While these artists were largely influenced by the Bengal school, Karunaratne was more interested in artists developing contextual and hybrid forms of modernism, such as ’43 Group members Justin Daraniyagala and George Keyt. He was also emboldened by the progressive tutelage of painter Stanley Abeysinghe and portraitist David Paynter.

Encouraged by the fervent artistic activity at home, Karunaratne wished to further his exposure to art movements abroad. Opportunity came, first through a Japanese government scholarship to the Tokyo National University of Fine Arts and Music (1959-61), and then through a Fulbright Award to the Pratt Institute in New York (1965-66).

Tokyo and New York were hot-beds of artistic innovation in the early 1960s, with movements in both cities foregrounding conceptualism and pluralism. In the latter, he describes communing with original art by Jackson Pollock and Willem de Kooning. The former helped him to develop his printmaking practice and find solace in Zen philosophy.

After these experiences, Karunaratne returned to Sri Lanka ever more convinced that art is ultimately a quest for truth or essence; one that is to be found through balance, process and experimentation. Throughout the 1970s and 80s, he pursued a largely non-figurative practice, alongside teaching at the University of Keleniya (now UVPA) in Colombo.

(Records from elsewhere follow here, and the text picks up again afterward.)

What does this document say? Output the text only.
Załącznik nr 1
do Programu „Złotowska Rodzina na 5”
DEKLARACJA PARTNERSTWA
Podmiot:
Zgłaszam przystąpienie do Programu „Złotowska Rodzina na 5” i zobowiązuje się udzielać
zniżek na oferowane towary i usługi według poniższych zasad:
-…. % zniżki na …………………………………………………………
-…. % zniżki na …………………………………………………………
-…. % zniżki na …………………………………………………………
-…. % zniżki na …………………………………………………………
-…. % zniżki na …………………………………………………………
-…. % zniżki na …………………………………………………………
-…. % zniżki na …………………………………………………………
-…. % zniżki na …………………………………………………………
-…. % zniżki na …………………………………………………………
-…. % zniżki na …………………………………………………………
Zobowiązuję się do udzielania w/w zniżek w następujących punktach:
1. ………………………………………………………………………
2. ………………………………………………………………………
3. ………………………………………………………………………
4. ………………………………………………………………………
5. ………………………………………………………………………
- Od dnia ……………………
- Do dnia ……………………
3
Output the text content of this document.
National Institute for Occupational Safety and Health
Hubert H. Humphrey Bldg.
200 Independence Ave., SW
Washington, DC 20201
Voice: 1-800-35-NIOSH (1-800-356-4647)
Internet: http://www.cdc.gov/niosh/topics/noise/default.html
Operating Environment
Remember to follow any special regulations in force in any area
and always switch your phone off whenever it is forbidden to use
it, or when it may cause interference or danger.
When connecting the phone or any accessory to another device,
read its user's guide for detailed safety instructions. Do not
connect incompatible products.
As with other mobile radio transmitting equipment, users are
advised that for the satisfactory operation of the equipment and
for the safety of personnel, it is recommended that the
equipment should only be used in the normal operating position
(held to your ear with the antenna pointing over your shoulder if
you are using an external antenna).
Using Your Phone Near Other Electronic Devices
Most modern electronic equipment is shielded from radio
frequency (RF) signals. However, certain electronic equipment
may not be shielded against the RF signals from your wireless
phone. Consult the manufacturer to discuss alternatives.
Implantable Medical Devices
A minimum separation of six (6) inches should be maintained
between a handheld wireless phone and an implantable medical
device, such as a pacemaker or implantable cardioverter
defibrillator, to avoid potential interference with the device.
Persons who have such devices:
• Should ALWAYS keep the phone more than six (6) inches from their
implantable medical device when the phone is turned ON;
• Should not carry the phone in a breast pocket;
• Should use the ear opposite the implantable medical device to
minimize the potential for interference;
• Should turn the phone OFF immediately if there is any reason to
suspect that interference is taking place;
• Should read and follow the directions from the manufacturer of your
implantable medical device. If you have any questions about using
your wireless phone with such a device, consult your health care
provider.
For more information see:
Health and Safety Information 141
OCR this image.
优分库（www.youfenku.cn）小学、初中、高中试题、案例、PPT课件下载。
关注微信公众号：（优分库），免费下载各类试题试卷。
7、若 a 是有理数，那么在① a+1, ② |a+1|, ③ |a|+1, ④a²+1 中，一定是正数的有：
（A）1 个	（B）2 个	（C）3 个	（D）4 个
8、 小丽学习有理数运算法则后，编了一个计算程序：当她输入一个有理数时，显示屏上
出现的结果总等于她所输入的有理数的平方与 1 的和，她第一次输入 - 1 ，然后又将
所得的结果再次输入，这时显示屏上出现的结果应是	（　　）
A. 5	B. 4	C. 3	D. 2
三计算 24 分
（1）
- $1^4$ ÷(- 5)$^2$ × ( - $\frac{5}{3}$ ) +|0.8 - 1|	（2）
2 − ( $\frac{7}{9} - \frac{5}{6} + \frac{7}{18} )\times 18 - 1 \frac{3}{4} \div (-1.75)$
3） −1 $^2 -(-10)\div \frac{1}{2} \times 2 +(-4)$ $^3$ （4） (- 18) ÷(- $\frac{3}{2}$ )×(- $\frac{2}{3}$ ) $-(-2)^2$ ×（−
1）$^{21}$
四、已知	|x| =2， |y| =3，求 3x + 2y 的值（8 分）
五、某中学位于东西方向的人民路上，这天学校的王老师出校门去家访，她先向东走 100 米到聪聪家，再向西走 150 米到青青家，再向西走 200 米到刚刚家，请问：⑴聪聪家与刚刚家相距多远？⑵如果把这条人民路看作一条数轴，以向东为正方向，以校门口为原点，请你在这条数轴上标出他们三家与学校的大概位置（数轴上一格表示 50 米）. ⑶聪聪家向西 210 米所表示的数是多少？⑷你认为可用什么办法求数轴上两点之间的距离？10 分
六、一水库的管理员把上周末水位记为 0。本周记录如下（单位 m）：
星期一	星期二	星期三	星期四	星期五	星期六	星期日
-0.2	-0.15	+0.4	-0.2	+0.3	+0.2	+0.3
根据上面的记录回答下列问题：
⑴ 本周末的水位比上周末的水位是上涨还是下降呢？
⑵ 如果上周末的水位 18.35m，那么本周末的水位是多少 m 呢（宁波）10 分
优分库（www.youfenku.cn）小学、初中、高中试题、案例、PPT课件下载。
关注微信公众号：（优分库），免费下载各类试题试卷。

During this period, abstract paintings such as “The New Moon Painting” (1985) and “Mother and Child” (1988) – with main their focus on light and colour – show that though Karunaratne was using life and landscape as a point of departure, he was already moving away from the outside world, toward what Wassily Kandinsky termed an “inner sound.”

In our interview, Karunaratne talks of his affinity with Kandinsky, and certainly shares aspects of his outlook on art – from its spiritual significance and musical resonance, to its phenomenological underpinning. Karunaratne’s worldview, however, is informed by a decidedly Buddhist grounding in which he sees the act of painting as akin to meditation.

For the next couple of decades, contemplative works such as “Enlightenment” (1970), alongside other lithographs and wood-cuts, garnered the artist critical acclaim, earning him participation in the 10th Sao Paulo biennale, 1st Asian art biennale in Dhaka, as well as exhibitions with Indian printmaker Anupam Sud and Pakistani painter Amin Gulgee.

His serene approach to printmaking and painting also influenced a number of younger Sri Lankan artists around this time, including abstractionist Jagath Ravindra. In the 1990s, however, after he stopped teaching, Karunaratne’s practice seemed to take on a different impetus; one that was no longer governed by form, narrative or medium at all.

As part of his search for pure abstraction, the artist decided to stop titling his works altogether; hoping that this would urge viewers instead to slow down and seek beyond. “People search for meaning amongst the meaningless,” he says of this. “They want to understand it in one minute. But it takes a lifetime to appreciate a work of art.”

In the early 2000s, Karunaratne, ever the experimentalist, began using materials around his home – whether it be discarded glass bottles, terracotta bowls or metal chairs – to make hundreds of angular and architectonic sculptures. Many of these constructions also found their way into his abstract paintings, along with burns, perforations and tears.

For him, these multidimensional works were not about the objects themselves, but simply more ways of finding enlightenment, through the daily making of work. “Art is not for your eyes, but for your soul,” he asserts. When I visited him in January, his most recent series consisted of gestural swathes of black paint snaking across large white canvases.

Wedged between a time when modernism in art was largely figurative, and references to Buddhism were weighted with politics, Karunaratne remains singular in his apolitical, spiritual, five decade pursuit of abstraction in Sri Lanka. With unwavering commitment, he has stayed his own course and deserves overdue recognition for his distinctive oeuvre.

Art as a Place derives its name from the Sarai Reader 09 exhibition (2013) in New Delhi, curated by Raqs Media Collective.